What is Jaundice? | How to Diagnose and Prevent Jaundice? 1 Behind History

What is Jaundice? | How to Diagnose and Prevent Jaundice?

It’s alarming to note that toll due to jaundice has doubled over the past two decades. The statistics of the study conducted by the National Institute of Communicable Diseases (NICD) show that jaundice is a major public health problem across India. An annual incidence of 2.76 per 1000 population were stated and confirmed by doctors.

What is jaundice?

Icterus, commonly known as jaundice, is a condition in which there is yellowish discoloration of the eyes, skin and mucous membranes. To have the public a better understanding of this condition, people need to be educated of its cause, risk factors, signs and symptoms, complications, treatment and prevention, say medical experts.

Jaundice is caused by buildup of bilirubin in the blood, Which is formed when hemoglobin is destructed in the spleen and liver. Identification of the predisposing factors in the management of this condition is unimportant. The risk factors to be noted in this disease are cancer of the liver or pancreas, infections – viral or bacterial, with the most common being Hepatitis A, B and E infection. People With preexisting medical conditions such as gallstones, congenital diseases or my liver-related diseases are likely to develop jaundice as well. In new born babies, though it is not fatal, Jaundice commonly occurs during the first five days of life.

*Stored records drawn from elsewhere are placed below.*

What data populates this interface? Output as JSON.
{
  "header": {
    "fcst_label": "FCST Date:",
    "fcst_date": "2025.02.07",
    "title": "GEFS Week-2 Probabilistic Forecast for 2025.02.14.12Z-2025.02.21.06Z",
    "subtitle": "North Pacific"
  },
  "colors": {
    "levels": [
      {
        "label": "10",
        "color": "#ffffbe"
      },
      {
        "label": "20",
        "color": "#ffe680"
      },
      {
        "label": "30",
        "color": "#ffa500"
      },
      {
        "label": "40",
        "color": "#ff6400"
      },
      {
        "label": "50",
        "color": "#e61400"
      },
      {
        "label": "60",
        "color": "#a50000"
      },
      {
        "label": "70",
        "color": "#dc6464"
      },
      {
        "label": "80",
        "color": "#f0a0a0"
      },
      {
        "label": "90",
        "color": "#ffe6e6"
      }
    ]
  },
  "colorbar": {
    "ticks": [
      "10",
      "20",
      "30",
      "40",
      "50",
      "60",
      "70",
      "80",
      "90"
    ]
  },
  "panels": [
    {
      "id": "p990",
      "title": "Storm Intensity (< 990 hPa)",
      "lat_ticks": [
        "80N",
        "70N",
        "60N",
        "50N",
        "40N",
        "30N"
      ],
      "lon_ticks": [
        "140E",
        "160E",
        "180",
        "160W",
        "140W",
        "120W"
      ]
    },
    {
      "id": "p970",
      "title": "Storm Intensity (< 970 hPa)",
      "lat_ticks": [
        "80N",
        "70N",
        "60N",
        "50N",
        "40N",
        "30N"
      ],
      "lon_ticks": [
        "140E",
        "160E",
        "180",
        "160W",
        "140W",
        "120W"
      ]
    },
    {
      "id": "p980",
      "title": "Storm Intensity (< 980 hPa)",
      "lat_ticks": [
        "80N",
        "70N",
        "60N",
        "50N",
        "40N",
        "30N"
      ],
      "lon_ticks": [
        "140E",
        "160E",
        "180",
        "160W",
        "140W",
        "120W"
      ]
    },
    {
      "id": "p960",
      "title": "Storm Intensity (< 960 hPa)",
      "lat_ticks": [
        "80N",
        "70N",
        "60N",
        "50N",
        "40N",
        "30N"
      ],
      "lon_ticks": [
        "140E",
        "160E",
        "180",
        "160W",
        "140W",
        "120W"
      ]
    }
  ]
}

While the condition is difficult to manage and treat, the signs and symptoms of jaundice can be easily noticed. They include fever, abdominal pain, nausea, vomiting, loss of appetite, weight loss, abdominal distension, leg swelling, blood vomiting, breathing difficulties, itching and pale stools.

Complications of jaundice include drowsiness, altered behavior, disorientation, decreased urine output, infection, pancreatitis, foetal death in uterus or maternal death in complicated jaundice during pregnancy. Medical practitioners say that treatment of jaundice depends on understanding the cause of the elevated bilirubin level in the body. This condition is medically managed for most cases with antiviral or steroid medications. Conditions with gallstones, liver or pancreatic cancer can be treated by surgical intervention, which can_ be either dealt with laparoscopic or an open-surgical procedure. In complicated cases, the patient may need to undergo a liver transplantation, which will be the best and final curative option.

How to diagnose Jaundice?

A simple blood test to check elevated bilirubin levels in the blood can confirm whether a person has jaundice or not the physician will then examine the patient and may advise for imaging tests like an ultrasound, MRI, or CT abdomen, if they suspect any obstruction in the liver.


  • For prevention of jaundice or hepatitis infections, the following points should be taken into consideration.
  • Avoid excessive alcohol intake.
  • Consume clean drinking water and food.
  • Have a balanced diet.
  • Conduct regular ANC for pregnant ladies. Practice safe sexual intercourse.
  • Vaccinate against hepatitis A and B.
  • Avoid native medications.
  • Do liver function test regularly for patients taking anti TB drugs.
  • If you are having any of the above mentioned symptoms, you should consult your doctor immediately.